Essential partnerships

Finchum said one of CPAM’s most important roles is connecting protected area managers within regions and across the world, so they can exchange ideas, share successes and support each other. The communities of learning and practice that CPAM facilitates help to ease the burnout, isolation and despair that managers sometimes feel. One such community has been active for 30 years since its formation during a CPAM event.    

“Ultimately, we’re about creating a shared sense of hope for the future with the people who are entrusted with caring for these natural spaces around the planet,” Finchum said. 

Conservation success hinges on coalitions of partners dedicated to protecting natural landscapes and seascapes, he added, so building those coalitions is a priority for CPAM. 

“These areas aren’t going to sustain the values and objectives for which they were created in a vacuum,” Finchum said. “There are too many pressures on them.”    

CPAM works closely with the U.S. Forest Service International Programs office and receives funding from the U.S. Agency for International Development. The Brazilian government also contributed substantially to CSU’s work in the Amazon.  

“The U.S. Forest Service International Programs office has had an excellent partnership with CSU’s Center for Protected Area Management for over 20 years, enabling us to advance our community-driven conservation mission around the world,” said Val Mezainis, director of USFS International Programs.

A group of smiling women and one man stand around and look down at two posters on the floor of a meeting room. The posters have outlines representing a man and woman on them and are covered in colored post-it notes with writing.
The Women’s Leadership in Conservation program, a joint effort by the Center for Protected Area Management and USFS International Programs, helps identify barriers and supports for women conservation leaders in Latin America. Credit: Erin Hicks

Leaders needed

CPAM’s integration within CSU, a Carnegie R1 research university, has assisted its outreach mission to develop conservation leaders. The center works collaboratively with faculty scientists and graduate students and incorporates their findings into its work.  

Associate Professor Jennifer Solomon’s research on barriers and supports for women in conservation led to a CPAM program that USFS International Programs cites as an example of the agency’s successful partnership with CSU. 

“The innovative Women’s Leadership in Conservation program, run by CPAM, is rapidly creating an impactful cohort of global conservation leaders,” Mezainis said. 

Lack of managers is a serious challenge facing conservation, Finchum said, one that will be exacerbated if the world succeeds in an ambitious 30×30 global goal, adopted by more than 190 countries, to protect 30% of Earth’s land, oceans and fresh waters by 2030. 

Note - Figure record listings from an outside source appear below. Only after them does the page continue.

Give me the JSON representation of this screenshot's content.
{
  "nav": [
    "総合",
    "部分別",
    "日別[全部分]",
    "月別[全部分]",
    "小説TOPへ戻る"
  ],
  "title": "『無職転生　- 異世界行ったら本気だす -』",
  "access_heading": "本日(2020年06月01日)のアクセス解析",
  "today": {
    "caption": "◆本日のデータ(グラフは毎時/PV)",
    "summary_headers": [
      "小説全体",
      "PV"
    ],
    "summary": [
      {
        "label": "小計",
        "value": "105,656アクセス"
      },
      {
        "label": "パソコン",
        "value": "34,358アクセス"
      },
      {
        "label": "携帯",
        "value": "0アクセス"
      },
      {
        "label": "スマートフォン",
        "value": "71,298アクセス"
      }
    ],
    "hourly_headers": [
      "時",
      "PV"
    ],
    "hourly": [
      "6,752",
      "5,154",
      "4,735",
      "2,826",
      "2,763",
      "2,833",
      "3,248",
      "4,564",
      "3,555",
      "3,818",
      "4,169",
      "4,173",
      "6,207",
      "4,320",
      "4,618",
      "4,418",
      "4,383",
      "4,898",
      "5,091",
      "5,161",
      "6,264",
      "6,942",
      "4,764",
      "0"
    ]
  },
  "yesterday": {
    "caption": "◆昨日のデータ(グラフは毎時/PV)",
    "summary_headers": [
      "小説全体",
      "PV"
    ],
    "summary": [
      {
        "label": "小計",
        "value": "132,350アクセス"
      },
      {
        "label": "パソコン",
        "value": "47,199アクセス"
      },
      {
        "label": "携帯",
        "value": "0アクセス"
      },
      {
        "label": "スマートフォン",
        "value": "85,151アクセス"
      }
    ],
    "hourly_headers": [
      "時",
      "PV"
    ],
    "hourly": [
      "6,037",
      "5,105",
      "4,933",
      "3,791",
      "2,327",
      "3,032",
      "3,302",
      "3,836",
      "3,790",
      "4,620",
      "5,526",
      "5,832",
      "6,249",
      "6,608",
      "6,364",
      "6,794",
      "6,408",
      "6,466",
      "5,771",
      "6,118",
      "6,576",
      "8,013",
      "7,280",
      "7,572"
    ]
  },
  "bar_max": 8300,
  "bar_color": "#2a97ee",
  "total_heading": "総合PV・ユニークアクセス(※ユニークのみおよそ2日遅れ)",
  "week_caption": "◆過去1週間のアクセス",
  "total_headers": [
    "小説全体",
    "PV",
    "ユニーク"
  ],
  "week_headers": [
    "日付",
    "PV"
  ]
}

“We don’t have enough people dedicated or hired to manage the protected areas we already have created,” Finchum said. “We need to ensure that the current lands that we have dedicated to protected areas are truly protected for people for the long term. This also means increasing global recognition and support for local and Indigenous community-run areas and ensuring their rights to remain on their lands. We’ve got to learn from past mistakes and make sure that creation of new protected areas is done in a more holistic, inclusive way.”